6 He is now attempting to work with a partner, Petronius Longus. How does this relate to his existing partnership with Helena, and what does the failure of the two old cromies to work together tell us about friendship? There will be different partners in succeeding books. Who do you think the author will choose? (NB the third one in fact turned out not to be the person she had intended!)

7 The squad of vigiles, first introduced in detail in 'Time to Depart' are used like the ensemble characters in a 'police procedural' crime novel. Our lack of knowledge of Roman police procedure creates obvious difficulties, but which elements of modern policier crime novels do translate here?

8 Although it is not necessary to know this, the character Julius Frontinus was a historical figure. What do you think it adds if you are told that he was a governor of Roman Britain (does it add more for British readers than for Americans?) and that he wrote a famous Latin treatise on aqueducts? How do you feel about the use of 'real' people in historical novels?
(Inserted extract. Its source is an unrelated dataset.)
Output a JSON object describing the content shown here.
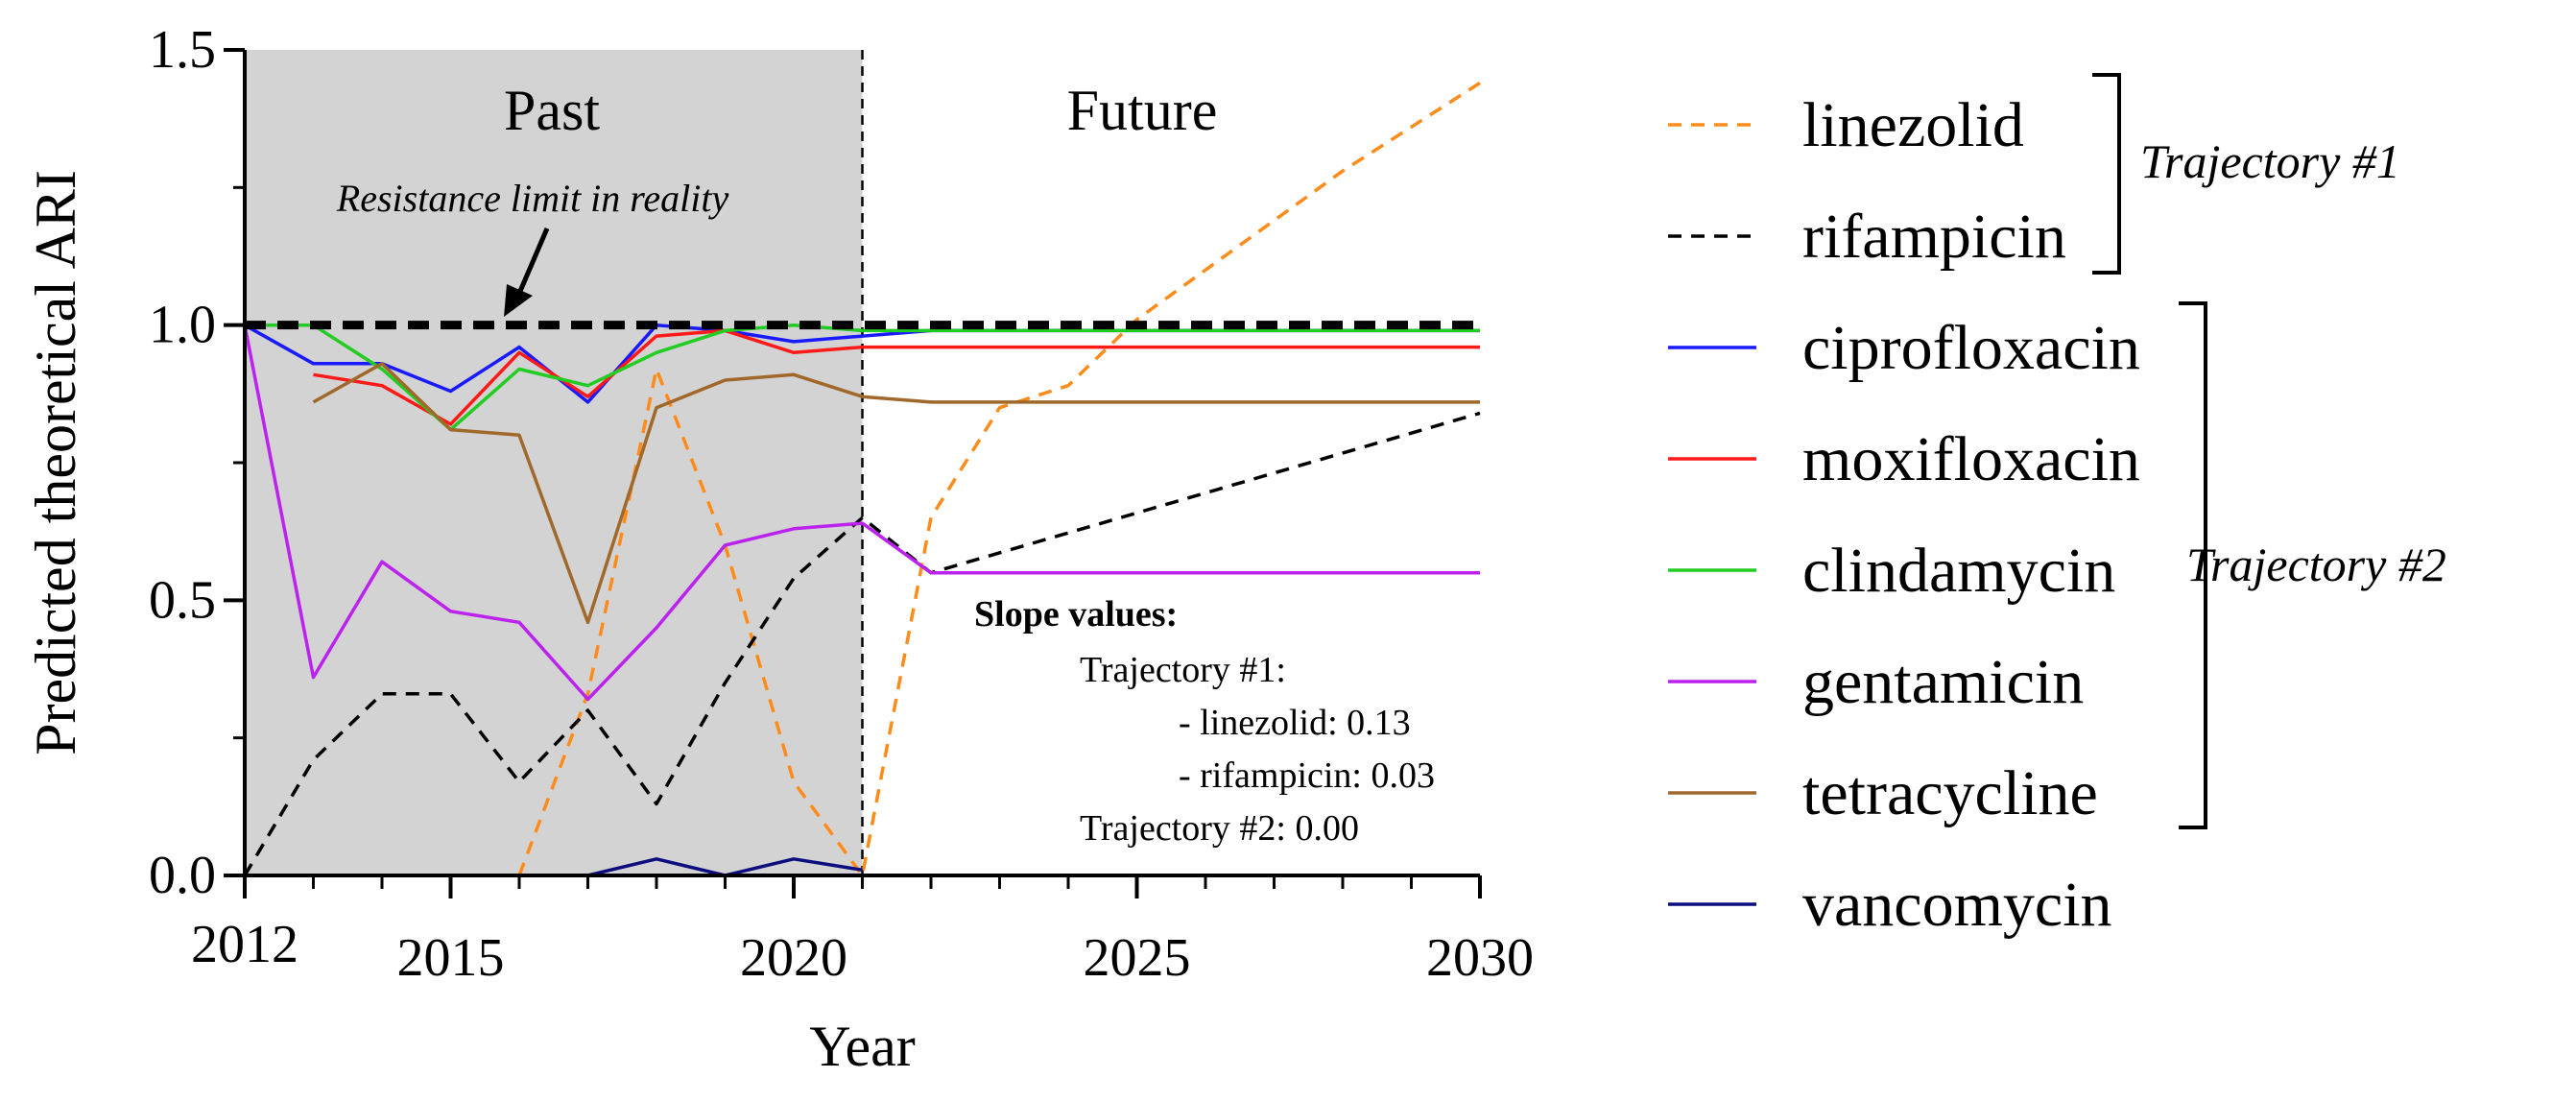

9 When the series began, Falco was a rather disreputable character, in his own mind at least a fabulous seducer of women, whereas Petronius occupied the standard position of hard-working official policeman, a good family man too. How has this now developed, and where do you feel it will end for them both?

10 People sometimes say 'A Roman girl of good family would not behave as Helena has done'. The author replies that there is an example in Juvenal of a senator's wife who ran off with a gladiator - and an elderly beaten-up gladiator at that. She believes that there have always been spirited girls who did as they liked. True? Likely? Is it acceptable to say that what never changes in history is human nature?

11 By accident the first book was written in the first person because it seemed traditional. What are the advantages and disadvantages? Are there any particular problems in developing the story in a crime novel? What about the pros and cons of perpetual direct speech in a narrative?

11a Given that most ordinary Romans probably did not speak like Cicero, and that even Cicero probably did not speak like his speeches in private, consider how an author can satisfy those who want their historical characters to sound Really Classical, while also achieving pace, liveliness, conviction, and wit for those who are less pedantic?

12 How can a woman write as a man? Why can't most men write about women at all, let alone in the first person? Whatever happened to simple observation?

13 Discuss the recurrent theme of organisational politics.

14 (If question 13 is answered fully, there will be no time for any others!)